Since moving house I'm back in the age old dilemma of not having any internet in the house; therefore I'm left to find a suitable coffee shop that satisfies both internet and taste bud requirements. It might not be glamorous, but it ticks the above boxes and I get discount, so for the foreseeable future I shall be ducking into Starbucks. 
The best part is the coffee and croissants. 

Sitting here, romanticising about the idea of myself in a Parisian cafe, writing endless recipe books, watching people go by and meeting a handsome man. Unfortunately that wont happen today, but there's no harm in dreaming. Saying that though, I am currently in the process of making a book of favourite recipes; one that will hopefully sit pride of place in the cafe that I'll one day open. 

Anyway, I'm going to stop rambling, and crack on with what needs doing. I'm going to try and experiment a bit more soon, so please keep an eye out for something extra special. 

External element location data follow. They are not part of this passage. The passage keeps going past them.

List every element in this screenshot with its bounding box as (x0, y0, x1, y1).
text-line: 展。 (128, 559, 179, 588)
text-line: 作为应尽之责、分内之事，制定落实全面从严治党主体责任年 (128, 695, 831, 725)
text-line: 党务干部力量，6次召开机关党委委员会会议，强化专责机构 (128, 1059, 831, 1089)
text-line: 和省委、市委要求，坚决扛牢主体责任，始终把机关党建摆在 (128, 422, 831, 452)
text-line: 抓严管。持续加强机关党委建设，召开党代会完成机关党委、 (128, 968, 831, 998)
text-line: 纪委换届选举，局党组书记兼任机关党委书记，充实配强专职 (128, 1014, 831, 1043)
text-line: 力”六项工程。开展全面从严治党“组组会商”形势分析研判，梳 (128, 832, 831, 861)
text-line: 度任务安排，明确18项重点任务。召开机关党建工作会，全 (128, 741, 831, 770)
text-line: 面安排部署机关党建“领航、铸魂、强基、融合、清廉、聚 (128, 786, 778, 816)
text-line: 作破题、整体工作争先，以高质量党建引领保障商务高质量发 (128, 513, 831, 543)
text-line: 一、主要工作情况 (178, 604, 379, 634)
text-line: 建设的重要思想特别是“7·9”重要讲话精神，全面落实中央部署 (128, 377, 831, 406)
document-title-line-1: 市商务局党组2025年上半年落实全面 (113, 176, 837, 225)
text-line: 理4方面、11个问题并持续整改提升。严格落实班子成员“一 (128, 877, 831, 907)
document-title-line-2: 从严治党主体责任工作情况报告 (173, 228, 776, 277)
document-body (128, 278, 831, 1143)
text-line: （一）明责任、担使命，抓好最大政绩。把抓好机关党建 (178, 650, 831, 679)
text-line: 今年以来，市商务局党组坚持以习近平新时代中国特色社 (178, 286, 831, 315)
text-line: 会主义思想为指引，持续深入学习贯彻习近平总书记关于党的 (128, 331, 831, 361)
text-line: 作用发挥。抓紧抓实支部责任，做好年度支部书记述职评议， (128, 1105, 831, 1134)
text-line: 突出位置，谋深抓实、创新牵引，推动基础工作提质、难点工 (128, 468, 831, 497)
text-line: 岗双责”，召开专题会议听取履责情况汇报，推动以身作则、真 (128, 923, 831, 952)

For now I shall go back to pretending I'm Carrie Bradshaw with my pastries and coffee. 


Tuesday, 12 March 2013

Round two!

No surprises for this next present....it's...CAKE! It tastes good, everybody loves it and why wouldn't you want a cake as a present?

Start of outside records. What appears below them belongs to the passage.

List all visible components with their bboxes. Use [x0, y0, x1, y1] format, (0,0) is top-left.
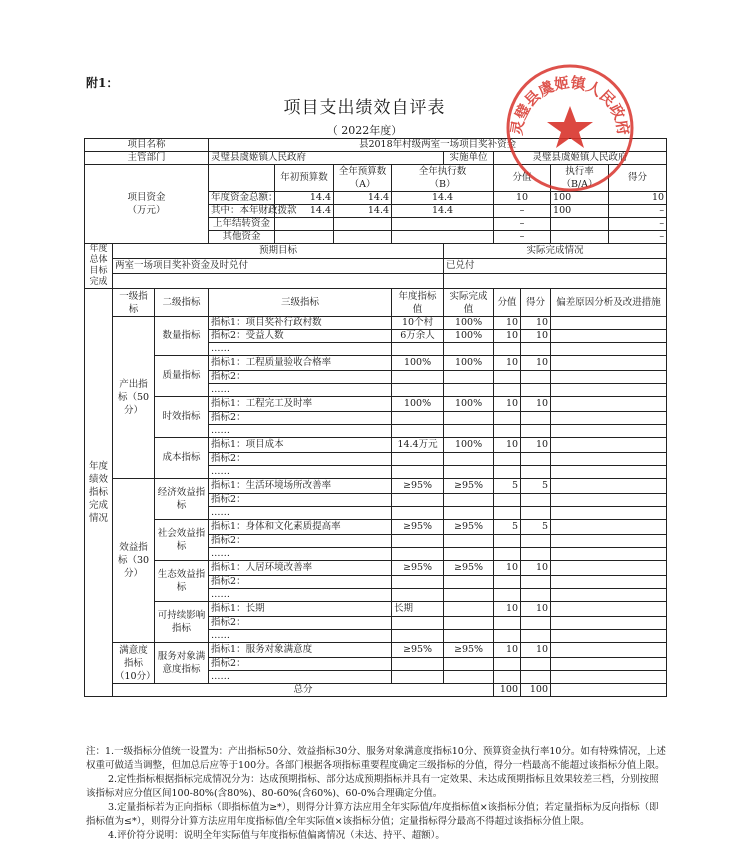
impl-label: 实施单位	[444, 152, 494, 165]
satisfaction-label: 满意度指标（10分）	[113, 643, 155, 684]
indicator-score: 10	[494, 330, 521, 343]
ellipsis: ……	[209, 507, 392, 520]
fund-exec: 14.4	[392, 192, 494, 205]
indicator-name: 指标1：工程完工及时率	[209, 397, 392, 412]
indicator-name: 指标1：人居环境改善率	[209, 561, 392, 576]
timeliness-label: 时效指标	[155, 397, 209, 438]
table-row	[85, 438, 667, 453]
col-l2: 二级指标	[155, 289, 209, 317]
indicator-score: 10	[494, 356, 521, 371]
indicator-section-label: 年度绩效指标完成情况	[85, 289, 113, 697]
indicator-name: 指标2：	[209, 453, 392, 466]
col-score: 分值	[494, 165, 551, 192]
indicator-score: 10	[494, 602, 521, 617]
fund-score: –	[494, 205, 551, 218]
indicator-name: 指标2：	[209, 494, 392, 507]
fund-exec	[392, 231, 494, 244]
indicator-actual: ≥95%	[444, 643, 494, 658]
fund-full: 14.4	[334, 192, 392, 205]
fund-initial	[275, 231, 334, 244]
indicator-name: 指标1：生活环境场所改善率	[209, 479, 392, 494]
note-2: 2.定性指标根据指标完成情况分为：达成预期指标、部分达成预期指标并具有一定效果、未达成预期指标且效果较差三档，分别按照该指标对应分值区间100-80%(含80%)、80-60%(含60%)、60-0%合理确定分值。	[86, 774, 659, 799]
note-4: 4.评价符分说明：说明全年实际值与年度指标值偏离情况（未达、持平、超额）。	[108, 830, 445, 841]
fund-rate: 100	[551, 205, 609, 218]
indicator-name: 指标2：	[209, 535, 392, 548]
fund-label: 上年结转资金	[209, 218, 275, 231]
table-row	[85, 520, 667, 535]
project-name-value: 县2018年村级两室一场项目奖补资金	[209, 139, 667, 152]
col-actual: 实际完成值	[444, 289, 494, 317]
indicator-target: 6万余人	[392, 330, 444, 343]
table-row	[85, 317, 667, 330]
benefit-label: 效益指标（30分）	[113, 479, 155, 643]
table-row	[85, 479, 667, 494]
fund-rate: 100	[551, 192, 609, 205]
ellipsis: ……	[209, 425, 392, 438]
indicator-name: 指标1：服务对象满意度	[209, 643, 392, 658]
funds-label: 项目资金 （万元）	[85, 165, 209, 244]
fund-initial	[275, 218, 334, 231]
fund-got: –	[609, 218, 667, 231]
fund-label: 其中：本年财政拨款	[209, 205, 275, 218]
social-label: 社会效益指标	[155, 520, 209, 561]
table-row	[85, 643, 667, 658]
indicator-score: 10	[494, 438, 521, 453]
indicator-target: ≥95%	[392, 643, 444, 658]
indicator-target: ≥95%	[392, 561, 444, 576]
indicator-got: 10	[521, 330, 551, 343]
fiscal-year: （ 2022年度）	[326, 124, 403, 137]
ellipsis: ……	[209, 589, 392, 602]
table-row	[85, 397, 667, 412]
quality-label: 质量指标	[155, 356, 209, 397]
row-department	[85, 152, 667, 165]
indicator-score: 10	[494, 561, 521, 576]
ellipsis: ……	[209, 548, 392, 561]
indicator-got: 5	[521, 520, 551, 535]
row-goal-values	[85, 259, 667, 274]
fund-label: 年度资金总额：	[209, 192, 275, 205]
fund-score: 10	[494, 192, 551, 205]
sustain-label: 可持续影响指标	[155, 602, 209, 643]
table-row	[85, 356, 667, 371]
indicator-score: 5	[494, 479, 521, 494]
indicator-got: 5	[521, 479, 551, 494]
fund-score: –	[494, 231, 551, 244]
economic-label: 经济效益指标	[155, 479, 209, 520]
indicator-name: 指标2：	[209, 658, 392, 671]
fund-rate	[551, 231, 609, 244]
indicator-target: ≥95%	[392, 479, 444, 494]
indicator-got: 10	[521, 356, 551, 371]
total-score: 100	[494, 684, 521, 697]
col-reason: 偏差原因分析及改进措施	[551, 289, 667, 317]
indicator-target: 14.4万元	[392, 438, 444, 453]
indicator-name: 指标2：受益人数	[209, 330, 392, 343]
fund-got: 10	[609, 192, 667, 205]
indicator-score: 10	[494, 643, 521, 658]
indicator-name: 指标2：	[209, 412, 392, 425]
indicator-target: 100%	[392, 397, 444, 412]
fund-full: 14.4	[334, 205, 392, 218]
fund-full	[334, 218, 392, 231]
dept-value: 灵璧县虞姬镇人民政府	[209, 152, 444, 165]
row-indicator-header	[85, 289, 667, 317]
actual-label: 实际完成情况	[444, 244, 667, 259]
ellipsis: ……	[209, 671, 392, 684]
indicator-actual: 100%	[444, 356, 494, 371]
expected-label: 预期目标	[113, 244, 444, 259]
indicator-name: 指标1：长期	[209, 602, 392, 617]
row-project-name	[85, 139, 667, 152]
fund-initial: 14.4	[275, 192, 334, 205]
indicator-score: 5	[494, 520, 521, 535]
indicator-actual: ≥95%	[444, 479, 494, 494]
indicator-got: 10	[521, 438, 551, 453]
indicator-actual: 100%	[444, 438, 494, 453]
indicator-actual: ≥95%	[444, 520, 494, 535]
fund-got: –	[609, 205, 667, 218]
indicator-got: 10	[521, 602, 551, 617]
page-title: 项目支出绩效自评表	[283, 98, 446, 118]
total-label: 总分	[113, 684, 494, 697]
col-full: 全年预算数 （A）	[334, 165, 392, 192]
ellipsis: ……	[209, 630, 392, 643]
notes	[86, 745, 666, 843]
project-name-label: 项目名称	[85, 139, 209, 152]
fund-label: 其他资金	[209, 231, 275, 244]
indicator-name: 指标1：项目成本	[209, 438, 392, 453]
indicator-name: 指标2：	[209, 371, 392, 384]
indicator-actual: 100%	[444, 397, 494, 412]
total-got: 100	[521, 684, 551, 697]
indicator-actual: ≥95%	[444, 561, 494, 576]
service-label: 服务对象满意度指标	[155, 643, 209, 684]
indicator-actual: 100%	[444, 317, 494, 330]
col-got-ind: 得分	[521, 289, 551, 317]
table-row	[85, 602, 667, 617]
indicator-got: 10	[521, 397, 551, 412]
actual-goal: 已兑付	[444, 259, 667, 274]
col-rate: 执行率 （B/A）	[551, 165, 609, 192]
indicator-got: 10	[521, 561, 551, 576]
indicator-actual: 100%	[444, 330, 494, 343]
col-l1: 一级指标	[113, 289, 155, 317]
indicator-got: 10	[521, 643, 551, 658]
evaluation-table	[84, 138, 667, 697]
indicator-target: ≥95%	[392, 520, 444, 535]
row-funds-header	[85, 165, 667, 192]
row-total	[85, 684, 667, 697]
ellipsis: ……	[209, 466, 392, 479]
note-1: 注：1.一级指标分值统一设置为：产出指标50分、效益指标30分、服务对象满意度指标10分、预算资金执行率10分。如有特殊情况，上述权重可做适当调整，但加总后应等于100分。各部门根据各项指标重要程度确定三级指标的分值，得分一档最高不能超过该指标分值上限。	[86, 746, 666, 771]
fund-exec	[392, 218, 494, 231]
col-got: 得分	[609, 165, 667, 192]
row-goal-header	[85, 244, 667, 259]
annex-label: 附1：	[86, 76, 119, 90]
col-initial: 年初预算数	[275, 165, 334, 192]
fund-exec: 14.4	[392, 205, 494, 218]
col-exec: 全年执行数 （B）	[392, 165, 494, 192]
indicator-actual	[444, 602, 494, 617]
fund-initial: 14.4	[275, 205, 334, 218]
fund-got: –	[609, 231, 667, 244]
indicator-target: 100%	[392, 356, 444, 371]
quantity-label: 数量指标	[155, 317, 209, 356]
fund-score: –	[494, 218, 551, 231]
col-l3: 三级指标	[209, 289, 392, 317]
goal-label: 年度总体目标完成	[85, 244, 113, 289]
impl-value: 灵璧县虞姬镇人民政府	[494, 152, 667, 165]
seal-text: 灵璧县虞姬镇人民政府	[507, 73, 633, 137]
indicator-name: 指标2：	[209, 576, 392, 589]
expected-goal: 两室一场项目奖补资金及时兑付	[113, 259, 444, 274]
indicator-score: 10	[494, 317, 521, 330]
row-goal-blank	[85, 274, 667, 289]
cost-label: 成本指标	[155, 438, 209, 479]
table-row	[85, 561, 667, 576]
eco-label: 生态效益指标	[155, 561, 209, 602]
note-3: 3.定量指标若为正向指标（即指标值为≥*），则得分计算方法应用全年实际值/年度指标值×该指标分值；若定量指标为反向指标（即指标值为≤*），则得分计算方法应用年度指标值/全年实际值×该指标分值；定量指标得分最高不得超过该指标分值上限。	[86, 802, 659, 827]
indicator-name: 指标2：	[209, 617, 392, 630]
indicator-name: 指标1：身体和文化素质提高率	[209, 520, 392, 535]
ellipsis: ……	[209, 343, 392, 356]
indicator-got: 10	[521, 317, 551, 330]
indicator-name: 指标1：项目奖补行政村数	[209, 317, 392, 330]
ellipsis: ……	[209, 384, 392, 397]
col-score-ind: 分值	[494, 289, 521, 317]
indicator-target: 10个村	[392, 317, 444, 330]
indicator-name: 指标1：工程质量验收合格率	[209, 356, 392, 371]
dept-label: 主管部门	[85, 152, 209, 165]
indicator-score: 10	[494, 397, 521, 412]
fund-full	[334, 231, 392, 244]
col-target: 年度指标值	[392, 289, 444, 317]
indicator-target: 长期	[392, 602, 444, 617]
fund-rate	[551, 218, 609, 231]
output-label: 产出指标（50分）	[113, 317, 155, 479]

What better way that to say thank you with chocolate and peanut butter?


What you'll need:
-4oz butter
-4oz caster sugar
-4oz self raising flour
-2 eggs
-cocoa powder (however much you fancy)
-1/2 tsp of baking powder
-2tsps of hazelnut syrup (optional)

The baking of:
-Pre-heat your oven to 170c
-In a large bowl: cream the butter and sugar; beat in the eggs; fold in the flour, syrup, cocoa and baking powder until you've got a nice creamy batter. 
-Pour into a small, but deep greased baking tin. Pop in the oven and bake for approx. 30mins. 
-Make sure it's bouncy, not wobbly before pulling it out of the oven. 

Icing:
-Whilst it's cooling, you'll want to cream together about 5oz butter, 4oz icing sugar and 2tbsp of crunchy/smooth peanut butter. Keep mixing until you're happy with the outcome. 
-If you wish to write a message or decorate with a coloured icing, continue reading, if not then dive in!
-You'll need approx. 2oz butter, 2oz caster sugar and a few drops of food colouring. Mix together and pipe it onto your cake!

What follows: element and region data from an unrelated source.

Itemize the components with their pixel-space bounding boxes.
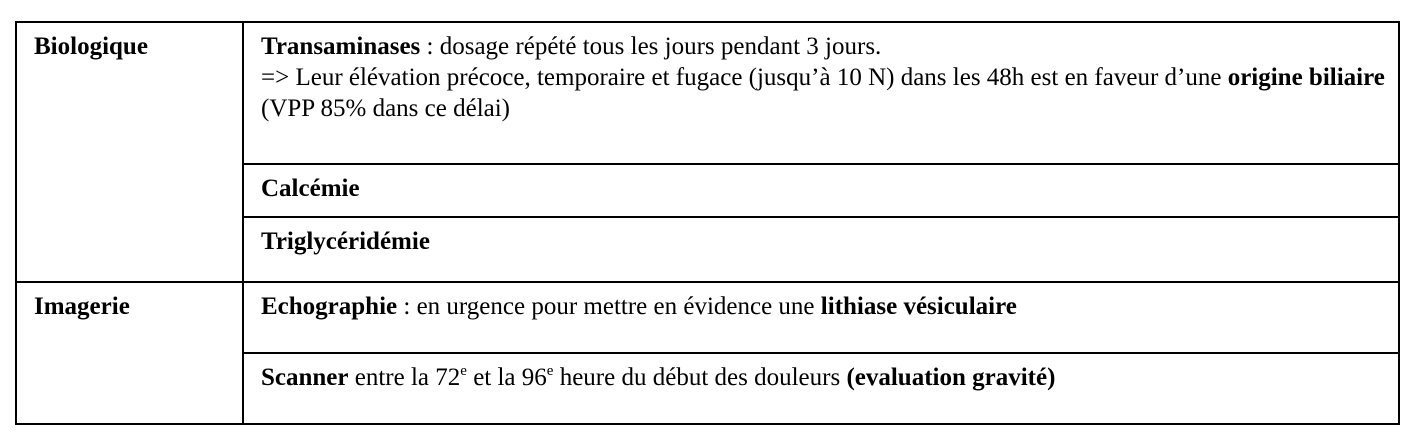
category-cell-biologique xyxy=(16,22,243,282)
term-scanner: Scanner xyxy=(261,364,349,391)
term-transaminases: Transaminases xyxy=(261,33,421,60)
echographie-text: : en urgence pour mettre en évidence une xyxy=(397,293,821,320)
superscript-e: e xyxy=(460,362,467,379)
cell-calcemie xyxy=(243,164,1399,217)
clinical-table xyxy=(15,21,1400,425)
cell-transaminases xyxy=(243,22,1399,164)
transaminases-text: : dosage répété tous les jours pendant 3 jours. xyxy=(420,33,882,60)
lithiase-vesiculaire: lithiase vésiculaire xyxy=(820,293,1017,320)
scanner-text-1: entre la 72 xyxy=(348,364,461,391)
term-echographie: Echographie xyxy=(261,293,398,320)
transaminases-vpp: (VPP 85% dans ce délai) xyxy=(261,95,511,122)
cell-triglyceridemie xyxy=(243,217,1399,282)
category-label: Biologique xyxy=(34,33,148,60)
scanner-text-3: heure du début des douleurs xyxy=(553,364,847,391)
table-row xyxy=(16,282,1399,353)
origine-biliaire: origine biliaire xyxy=(1227,64,1385,91)
table-row xyxy=(16,22,1399,164)
superscript-e: e xyxy=(546,362,554,379)
evaluation-gravite: (evaluation gravité) xyxy=(846,364,1056,391)
term-triglyceridemie: Triglycéridémie xyxy=(261,228,430,255)
scanner-text-2: et la 96 xyxy=(466,364,547,391)
cell-echographie xyxy=(243,282,1399,353)
category-label: Imagerie xyxy=(34,293,130,320)
transaminases-detail: => Leur élévation précoce, temporaire et fugace (jusqu’à 10 N) dans les 48h est en faveur d’une xyxy=(261,64,1228,91)
cell-scanner xyxy=(243,353,1399,424)
category-cell-imagerie xyxy=(16,282,243,424)
term-calcemie: Calcémie xyxy=(261,175,360,202)
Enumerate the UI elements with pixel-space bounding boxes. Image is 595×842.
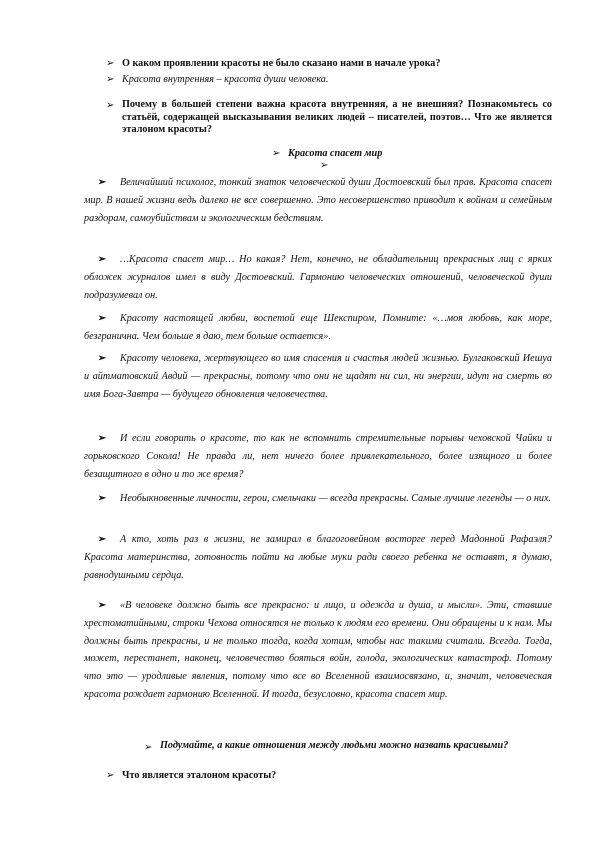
paragraph-text: …Красота спасет мир… Но какая? Нет, конечно, не обладательниц прекрасных лиц с ярких обложек журналов имел в виду Достоевский. Гармонию человеческих отношений, человеческой души подразумевал он. xyxy=(84,254,552,301)
paragraph-text: Величайший психолог, тонкий знаток человеческой души Достоевский был прав. Красота спасет мир. В нашей жизни ведь далеко не все совершенно. Это несовершенство приводит к войнам и семейным раздорам, самоубийствам и экологическим бедствиям. xyxy=(84,177,552,224)
bullet-arrow-icon: ➢ xyxy=(97,353,107,364)
bullet-arrow-icon: ➢ xyxy=(97,254,107,265)
think-prompt: Подумайте, а какие отношения между людьми можно назвать красивыми? xyxy=(160,740,509,751)
bullet-arrow-icon: ➢ xyxy=(144,742,153,753)
question-2: Почему в большей степени важна красота внутренняя, а не внешняя? Познакомьтесь со статьёй, содержащей высказывания великих людей – писателей, поэтов… Что же является эталоном красоты? xyxy=(122,99,552,136)
paragraph-text: «В человеке должно быть все прекрасно: и лицо, и одежда и душа, и мысли». Эти, ставшие хрестоматийными, строки Чехова относятся не только к людям его времени. Они обращены и к нам. Мы должны быть прекрасны, и не только тогда, когда хотим, чтобы нас такими считали. Всегда. Тогда, может, перестанет, наконец, человечество бояться войн, голода, экологических катастроф. Потому что это — уродливые явления, потому что все во Вселенной взаимосвязано, и, значит, человеческая красота рождает гармонию Вселенной. И тогда, безусловно, красота спасет мир. xyxy=(84,600,552,700)
bullet-arrow-icon: ➢ xyxy=(97,177,107,188)
paragraph-6 xyxy=(84,490,552,508)
bullet-arrow-icon: ➢ xyxy=(97,433,107,444)
bullet-arrow-icon: ➢ xyxy=(97,493,107,504)
paragraph-1 xyxy=(84,174,552,227)
paragraph-text: Красоту настоящей любви, воспетой еще Шекспиром, Помните: «…моя любовь, как море, безгранична. Чем больше я даю, тем больше остается». xyxy=(84,313,552,342)
bullet-arrow-icon: ➢ xyxy=(106,58,115,69)
bullet-arrow-icon: ➢ xyxy=(320,160,329,171)
paragraph-3 xyxy=(84,310,552,346)
paragraph-2 xyxy=(84,251,552,304)
paragraph-4 xyxy=(84,350,552,403)
bullet-arrow-icon: ➢ xyxy=(106,74,115,85)
bullet-arrow-icon: ➢ xyxy=(97,600,107,611)
paragraph-text: И если говорить о красоте, то как не вспомнить стремительные порывы чеховской Чайки и горьковского Сокола! Не правда ли, нет ничего более привлекательного, более изящного и более безащитного в одно и то же время? xyxy=(84,433,552,480)
paragraph-text: Необыкновенные личности, герои, смельчаки — всегда прекрасны. Самые лучшие легенды — о них. xyxy=(120,493,552,504)
question-1: О каком проявлении красоты не было сказано нами в начале урока? xyxy=(122,58,441,69)
paragraph-text: Красоту человека, жертвующего во имя спасения и счастья людей жизнью. Булгаковский Иешуа и айтматовский Авдий — прекрасны, потому что они не щадят ни сил, ни энергии, идут на смерть во имя Бога-Завтра — будущего обновления человечества. xyxy=(84,353,552,400)
bullet-arrow-icon: ➢ xyxy=(106,100,115,111)
paragraph-7 xyxy=(84,531,552,584)
section-heading: Красота спасет мир xyxy=(288,148,383,159)
paragraph-8 xyxy=(84,597,552,704)
bullet-arrow-icon: ➢ xyxy=(106,770,115,781)
bullet-arrow-icon: ➢ xyxy=(97,534,107,545)
paragraph-5 xyxy=(84,430,552,483)
paragraph-text: А кто, хоть раз в жизни, не замирал в благоговейном восторге перед Мадонной Рафаэля? Красота материнства, готовность пойти на любые муки ради своего ребенка не оставят, я думаю, равнодушными сердца. xyxy=(84,534,552,581)
final-question: Что является эталоном красоты? xyxy=(122,770,277,781)
bullet-arrow-icon: ➢ xyxy=(272,148,281,159)
bullet-arrow-icon: ➢ xyxy=(97,313,107,324)
answer-1: Красота внутренняя – красота души человека. xyxy=(122,74,329,85)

Once it's all iced, give it away or just give it to yourself if you're feeling in the need for a cake present. 





Round one!

As I'm leaving both my current job and my house I thought I'd get a little bake happy and make everyone presents. A tasty parting gift!

For work I went for Peanut Butter cups and vanilla shortbread. They went down a treat!



I have to admit, I cheated a little with the PB cups! Whoops. As it was my first time making them I found a recipe for them here; however I didn't actually have enough for the exact measurements so I kinda just made it up as I went a long. In my freezer was a big bag of dark Hershey's chocolate going to waste, so I melted that down. They're very rich, so unless you like dark chocolate I'd go with milk choc. On the plus side, everyone at work loved them! 

I resorted to a firm favourite recipe for the shortbread, which you can find in a couple of previous posts. Chocolate is optional, I just had some left over from the cups. 

Giving food as gifts always works well, so if you're ever stuck for ideas these are quick and easy, and super tasty! 

I'm still here!

I'm currently in the middle of moving and I've had other things going on so I've not really had much time for a lot of baking and blogging. However, I have knocked up a couple of treats recently.

I shall be in my new place by Friday and I will be making the most of having my own kitchen, thats for sure!

Whilst I've been away I've noticed that my page views have gone up, so I really appreciate you lovely lot still checking in. I hope you're enjoying your baking!